Wells has already signed up with the Local International Brotherhood of Electrical Workers trade union to continue toward that path.

Likewise, William Tadlock, a junior in the automotive technology program, is excited by the opportunities he is getting through the program and the new wave of EV technology. He plans to work in an automotive shop after graduation with the goal of one day opening his own shop and he sees understanding electric vehicles as instrumental in achieving those goals.

Pictured at top from left: State Sen. Michael Rulli, R-33; MCCTC Superintendent John Zehentbauer; Mahoning County Commissioners David Ditzler and Carol Rimedio-Righetti; Nick Santucci of VAZA Consulting, Mahoning County Commissioner Anthony Traficanti; State Rep.
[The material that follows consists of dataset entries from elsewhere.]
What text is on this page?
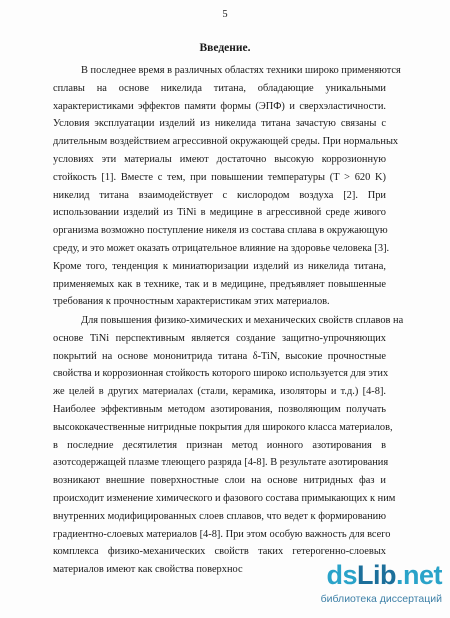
5
Введение.
В последнее время в различных областях техники широко применяются
сплавы на основе никелида титана, обладающие уникальными
характеристиками эффектов памяти формы (ЭПФ) и сверхэластичности.
Условия эксплуатации изделий из никелида титана зачастую связаны с
длительным воздействием агрессивной окружающей среды. При нормальных
условиях эти материалы имеют достаточно высокую коррозионную
стойкость [1]. Вместе с тем, при повышении температуры (T > 620 K)
никелид титана взаимодействует с кислородом воздуха [2]. При
использовании изделий из TiNi в медицине в агрессивной среде живого
организма возможно поступление никеля из состава сплава в окружающую
среду, и это может оказать отрицательное влияние на здоровье человека [3].
Кроме того, тенденция к миниатюризации изделий из никелида титана,
применяемых как в технике, так и в медицине, предъявляет повышенные
требования к прочностным характеристикам этих материалов.
Для повышения физико-химических и механических свойств сплавов на
основе TiNi перспективным является создание защитно-упрочняющих
покрытий на основе мононитрида титана δ-TiN, высокие прочностные
свойства и коррозионная стойкость которого широко используется для этих
же целей в других материалах (стали, керамика, изоляторы и т.д.) [4-8].
Наиболее эффективным методом азотирования, позволяющим получать
высококачественные нитридные покрытия для широкого класса материалов,
в последние десятилетия признан метод ионного азотирования в
азотсодержащей плазме тлеющего разряда [4-8]. В результате азотирования
возникают внешние поверхностные слои на основе нитридных фаз и
происходит изменение химического и фазового состава примыкающих к ним
внутренних модифицированных слоев сплавов, что ведет к формированию
градиентно-слоевых материалов [4-8]. При этом особую важность для всего
комплекса физико-механических свойств таких гетерогенно-слоевых
материалов имеют как свойства поверхнос	dsLib.net
библиотека диссертаций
Al Cutrona, R-59:Thomas Madej, president of TEAM 8 Architecture; MCCTC Board Member Michael Stanko; Grant Mingus, J Herbert Construction Co.; MCCTC Board President Marie Dockry, MCCTC Board Vice President Beth Donofrio, MCCTC Adult Supervisor Mary Mihalopoulos and Dr.Mara Banfield, director of CTC and Superintendent of Valley STEM. Board members not pictured were attorney Kathi McNabb Welsh, Jefferey Good, Richard S. Scarsella and Ronald Shives.